« Tout le monde sait bien que … » ou la métaphysique du récit
Ils n’ont plus forcément de doctorat en philosophie ou de chaire à l’université. Leurs paroles résonnent dans nos oreilles et, tout en reflétant notre culture, ils la façonnent également, dictant nos pensées, étayant nos points de vue. Leur nombre de disciples s’accroît de jour en jour, et pourtant ils n’ont jamais prétendu commencer un mouvement religieux ou spirituel. À l’ère de Netflix et du divertissement à la demande, nos maîtres à penser s’appellent Tokyo et Lisbonne, Walter White ou encore Penny et Sheldon ; et ils n’existent même pas.

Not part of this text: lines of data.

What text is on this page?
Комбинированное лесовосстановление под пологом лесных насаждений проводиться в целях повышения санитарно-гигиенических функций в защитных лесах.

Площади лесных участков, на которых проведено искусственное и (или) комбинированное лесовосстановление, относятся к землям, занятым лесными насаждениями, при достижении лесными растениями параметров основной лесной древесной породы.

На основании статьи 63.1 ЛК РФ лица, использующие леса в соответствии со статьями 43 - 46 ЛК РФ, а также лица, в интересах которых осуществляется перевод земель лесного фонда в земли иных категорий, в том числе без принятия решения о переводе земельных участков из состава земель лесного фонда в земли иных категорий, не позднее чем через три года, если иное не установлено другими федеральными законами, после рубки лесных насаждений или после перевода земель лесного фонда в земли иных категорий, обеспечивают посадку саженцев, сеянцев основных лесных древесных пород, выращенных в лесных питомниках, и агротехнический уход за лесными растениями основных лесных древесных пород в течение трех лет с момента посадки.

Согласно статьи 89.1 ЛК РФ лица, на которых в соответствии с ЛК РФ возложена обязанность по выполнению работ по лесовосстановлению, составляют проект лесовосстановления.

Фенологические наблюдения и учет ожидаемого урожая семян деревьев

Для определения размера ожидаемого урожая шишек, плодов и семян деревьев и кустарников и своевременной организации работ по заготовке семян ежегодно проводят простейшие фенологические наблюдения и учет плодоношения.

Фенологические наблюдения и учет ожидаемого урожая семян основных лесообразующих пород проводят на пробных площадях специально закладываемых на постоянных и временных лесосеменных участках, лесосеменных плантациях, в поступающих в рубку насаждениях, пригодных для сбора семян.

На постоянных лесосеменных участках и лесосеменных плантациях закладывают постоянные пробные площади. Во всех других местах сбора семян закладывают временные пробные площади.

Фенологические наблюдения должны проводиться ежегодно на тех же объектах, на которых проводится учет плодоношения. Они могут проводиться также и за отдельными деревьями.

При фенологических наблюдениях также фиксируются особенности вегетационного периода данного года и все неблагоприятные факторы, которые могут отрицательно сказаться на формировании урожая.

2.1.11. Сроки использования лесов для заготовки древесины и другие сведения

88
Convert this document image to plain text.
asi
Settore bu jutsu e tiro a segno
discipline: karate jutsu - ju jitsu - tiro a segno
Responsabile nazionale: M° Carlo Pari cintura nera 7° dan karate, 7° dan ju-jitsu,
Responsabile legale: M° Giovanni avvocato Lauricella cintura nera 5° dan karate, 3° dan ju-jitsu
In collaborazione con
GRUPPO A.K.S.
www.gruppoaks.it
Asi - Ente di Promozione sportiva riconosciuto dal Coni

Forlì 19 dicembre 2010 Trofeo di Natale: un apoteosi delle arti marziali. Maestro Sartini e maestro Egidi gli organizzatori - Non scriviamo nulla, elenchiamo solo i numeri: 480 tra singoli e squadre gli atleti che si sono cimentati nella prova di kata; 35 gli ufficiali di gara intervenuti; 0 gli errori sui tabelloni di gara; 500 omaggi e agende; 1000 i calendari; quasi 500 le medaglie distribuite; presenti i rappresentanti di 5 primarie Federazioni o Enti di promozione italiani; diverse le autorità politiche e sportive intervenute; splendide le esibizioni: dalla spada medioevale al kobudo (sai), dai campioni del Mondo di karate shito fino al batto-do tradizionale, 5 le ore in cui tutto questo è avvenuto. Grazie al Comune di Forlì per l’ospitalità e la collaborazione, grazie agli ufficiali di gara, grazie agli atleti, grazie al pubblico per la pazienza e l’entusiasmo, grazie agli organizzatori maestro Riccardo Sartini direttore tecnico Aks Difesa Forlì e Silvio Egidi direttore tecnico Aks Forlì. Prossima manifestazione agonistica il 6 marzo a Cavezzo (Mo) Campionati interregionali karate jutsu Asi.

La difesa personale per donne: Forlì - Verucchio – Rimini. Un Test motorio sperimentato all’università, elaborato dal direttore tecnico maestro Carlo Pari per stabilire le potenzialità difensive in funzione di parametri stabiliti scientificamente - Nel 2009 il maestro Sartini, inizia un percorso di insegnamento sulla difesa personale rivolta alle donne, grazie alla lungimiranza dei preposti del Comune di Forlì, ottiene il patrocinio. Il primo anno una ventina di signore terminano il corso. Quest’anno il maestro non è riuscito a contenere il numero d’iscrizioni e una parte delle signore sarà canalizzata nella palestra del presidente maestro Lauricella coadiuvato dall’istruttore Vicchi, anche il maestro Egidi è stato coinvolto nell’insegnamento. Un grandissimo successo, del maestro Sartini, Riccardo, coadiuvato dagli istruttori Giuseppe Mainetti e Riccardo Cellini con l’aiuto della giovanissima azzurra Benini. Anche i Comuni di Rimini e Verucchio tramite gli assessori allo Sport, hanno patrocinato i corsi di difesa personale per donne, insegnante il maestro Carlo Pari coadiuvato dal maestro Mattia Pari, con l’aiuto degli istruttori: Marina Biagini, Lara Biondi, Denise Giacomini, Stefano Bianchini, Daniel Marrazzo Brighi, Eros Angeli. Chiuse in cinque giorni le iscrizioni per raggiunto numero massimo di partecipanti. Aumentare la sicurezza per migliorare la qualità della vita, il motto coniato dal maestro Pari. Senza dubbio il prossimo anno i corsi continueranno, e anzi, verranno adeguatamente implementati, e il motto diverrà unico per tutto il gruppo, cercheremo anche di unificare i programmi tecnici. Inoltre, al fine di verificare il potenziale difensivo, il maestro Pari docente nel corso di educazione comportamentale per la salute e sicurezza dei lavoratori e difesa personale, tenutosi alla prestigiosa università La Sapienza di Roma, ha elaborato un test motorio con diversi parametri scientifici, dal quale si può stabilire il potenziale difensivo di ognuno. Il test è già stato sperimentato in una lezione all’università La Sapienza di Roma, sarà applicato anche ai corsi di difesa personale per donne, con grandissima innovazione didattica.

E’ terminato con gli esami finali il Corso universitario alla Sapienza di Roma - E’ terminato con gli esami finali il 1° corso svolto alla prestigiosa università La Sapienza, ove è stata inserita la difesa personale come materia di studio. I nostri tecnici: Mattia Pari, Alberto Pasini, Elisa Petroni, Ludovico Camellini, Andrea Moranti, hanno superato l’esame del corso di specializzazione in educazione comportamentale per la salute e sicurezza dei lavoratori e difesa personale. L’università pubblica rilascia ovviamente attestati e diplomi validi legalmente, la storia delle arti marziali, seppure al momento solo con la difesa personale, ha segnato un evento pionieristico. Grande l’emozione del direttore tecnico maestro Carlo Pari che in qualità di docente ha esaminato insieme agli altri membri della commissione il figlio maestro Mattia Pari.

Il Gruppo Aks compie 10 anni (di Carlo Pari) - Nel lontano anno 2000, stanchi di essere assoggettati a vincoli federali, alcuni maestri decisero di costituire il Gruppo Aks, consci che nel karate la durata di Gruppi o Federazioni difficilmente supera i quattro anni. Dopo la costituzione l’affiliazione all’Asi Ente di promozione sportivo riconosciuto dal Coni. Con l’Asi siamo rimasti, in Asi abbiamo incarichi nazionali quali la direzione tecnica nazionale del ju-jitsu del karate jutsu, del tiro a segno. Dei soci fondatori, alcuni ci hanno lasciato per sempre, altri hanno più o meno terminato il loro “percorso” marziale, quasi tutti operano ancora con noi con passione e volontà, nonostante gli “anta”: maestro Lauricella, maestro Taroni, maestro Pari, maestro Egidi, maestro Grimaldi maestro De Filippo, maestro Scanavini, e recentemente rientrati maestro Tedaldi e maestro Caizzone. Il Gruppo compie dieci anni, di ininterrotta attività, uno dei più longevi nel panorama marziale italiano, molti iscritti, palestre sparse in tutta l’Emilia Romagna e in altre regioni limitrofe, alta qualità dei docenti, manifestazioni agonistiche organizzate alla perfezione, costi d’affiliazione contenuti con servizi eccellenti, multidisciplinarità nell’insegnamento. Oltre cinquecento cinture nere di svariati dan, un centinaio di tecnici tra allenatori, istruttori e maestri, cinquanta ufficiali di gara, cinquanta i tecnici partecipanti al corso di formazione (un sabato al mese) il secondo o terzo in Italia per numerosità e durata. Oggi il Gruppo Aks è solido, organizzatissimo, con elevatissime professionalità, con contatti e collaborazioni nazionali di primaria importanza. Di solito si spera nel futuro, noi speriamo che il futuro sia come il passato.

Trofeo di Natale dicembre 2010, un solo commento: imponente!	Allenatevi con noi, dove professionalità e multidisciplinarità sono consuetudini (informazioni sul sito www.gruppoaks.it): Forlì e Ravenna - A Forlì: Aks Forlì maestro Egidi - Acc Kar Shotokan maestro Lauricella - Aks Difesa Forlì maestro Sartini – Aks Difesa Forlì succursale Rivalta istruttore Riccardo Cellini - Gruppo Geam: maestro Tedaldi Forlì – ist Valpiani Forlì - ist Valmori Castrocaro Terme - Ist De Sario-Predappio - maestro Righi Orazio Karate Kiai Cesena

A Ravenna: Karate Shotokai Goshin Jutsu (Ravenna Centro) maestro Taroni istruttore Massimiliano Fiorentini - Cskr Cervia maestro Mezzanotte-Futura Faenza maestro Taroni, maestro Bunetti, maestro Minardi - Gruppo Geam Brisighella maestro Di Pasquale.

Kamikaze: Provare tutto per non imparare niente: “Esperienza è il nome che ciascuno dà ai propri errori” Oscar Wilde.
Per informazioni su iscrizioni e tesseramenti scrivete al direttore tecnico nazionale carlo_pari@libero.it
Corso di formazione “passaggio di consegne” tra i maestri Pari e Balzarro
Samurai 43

Les scénaristes derrière ces personnages fictifs nous font certes rire et réfléchir, mais le pouvoir de leurs mots va bien plus loin. Dans le cadre de la sitcom ou du drame social, répliques après répliques, c’est toute notre vision du monde qui se construit selon ce que traversent nos héros du petit écran. Où en sont-ils dans leurs amours ? Peut-être emprunterons-nous inconsciemment les mêmes chemins. Leur audace professionnelle nous inspire ? Peut-être leurs aventures nous pousseront-elles dans les nôtres à une plus grande prise de risque. La Casa de Papel, Breaking Bad ou The Big bang Theory ne reflètent peut-être en rien mon quotidien, mais leurs protagonistes s’y sont néanmoins immiscés, et leur regard sur le monde vient peu à peu teinter le mien.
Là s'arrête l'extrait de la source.